His final curtain comes down on a scene calculated to make the most hard boiled of us feel compassion and at least a temporary kindliness. George Gibbs falls weeping to the ground on his wife's grave, while she watches him from among the "dead." This is as unrelieved as the Greek tragedies he draws from, but Wilder commits the unforgivable sin of arousing strong feelings and sentimentalizing on them. He treats memory in as artificial a way as the Victorians treated their souvenirs. Alas, those happy days; Alas the fragility of all earthly joys! For the living just 'don't understand:' 'does any human being ever realize life to the full while living?' pleads another. And the device of having a bevy of "dead people' to comment on the living who are attending the funeral is easy but ineffective moralizing. For most of us know that it takes an extreme situation to allow any person (unless he is exceptional) to realize the possibilities of life—routing dulls us all and it is the place of many things (theatre included) to heighten our sense of reality and to help us to appreciate fully the possibilities of any situation. What Thornton Wilder has done, where he does not care to let events speak for themselves, is to achieve a somewhat similar banality and mediocrity to Sutton Vane's once famous play "Outward Bound." Here was a novel theme, but with not a thought in it.

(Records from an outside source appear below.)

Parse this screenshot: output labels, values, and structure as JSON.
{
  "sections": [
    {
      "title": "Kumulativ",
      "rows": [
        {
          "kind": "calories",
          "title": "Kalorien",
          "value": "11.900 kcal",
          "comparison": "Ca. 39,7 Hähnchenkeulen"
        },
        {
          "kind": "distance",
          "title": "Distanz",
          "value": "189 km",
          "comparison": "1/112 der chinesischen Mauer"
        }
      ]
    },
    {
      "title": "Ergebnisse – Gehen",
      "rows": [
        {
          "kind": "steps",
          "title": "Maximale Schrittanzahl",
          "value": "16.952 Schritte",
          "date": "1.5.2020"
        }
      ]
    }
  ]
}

"Our Town" as the programme says, may be interpreted as grandly or simply as we like. The city born youth is quite entitled to snort at Grover's Corner and flee to his fun parlour and pounding juke box. And equally entitled to snort is the man who has lived all his life in Master-ton or Nelson and had, for his lot, unimaginable pettiness and boredom. For Wilder's town is happier than most. Here we see the peculiar subtleties of such a life and its variations on the commonplace. Personal relations matter a great deal, and a difficult situation, such as the drinking of the Methodist organist, is got over by ignoring it. Most of the people here accept the world surrounding them, so that Philosophy and Psychology would be no longer the handmaidens of God as they are with us. They are primarily doers and not thinkers. William Shakespeare is as remote a public charge as our statue of Queen Victoria. Although there was no scenery, Grover's Corner became as real as Willis Street, and it would have been an easy thing to have strolled on stage with the groups of townsfolk and lazily enjoyed the afternoon sun, when the day "was running down like a tired clock."
It is the third act which does the damage. The stagecraft may be very fine, but I had throughout an uncomfortable evangelical feeling as if I would find myself at any moment on a street corner beating a tambourine.
I hasten to add that the overall excellence of the acting, production and the satisfying nature of most of the play, are the more permanent impressions. The miming was occasionally scampered through, and from upstairs the stage looked definitely underlit. Wilder's technical innovations ranged from the supremely successful to the ordinary and ineffective. Nat Bcatus, who played the Stage Manager, very soon had the audience with him, but this was endangered by the heckling of the Woman in the circle, the man in the stalls, and the lady of culture. The fault was not Unity's but Wilder's. Somehow, on Wednesday, the wedding scene was not as good as it could have been; partly because the players were feeling their way, but more because the soliloquies misfired.
Wilder is a humanist, and though misty and sentimental, has his own values. I suppose he still means what he wrote at the end of "The Bridge of San Luis Rey" .
"there is a land of the living and of the dead and the bridge is love, the only survival, the only meaning."
The whole play (produced, by the way, by Nola Millar) is one of the finest things we have had these last few years.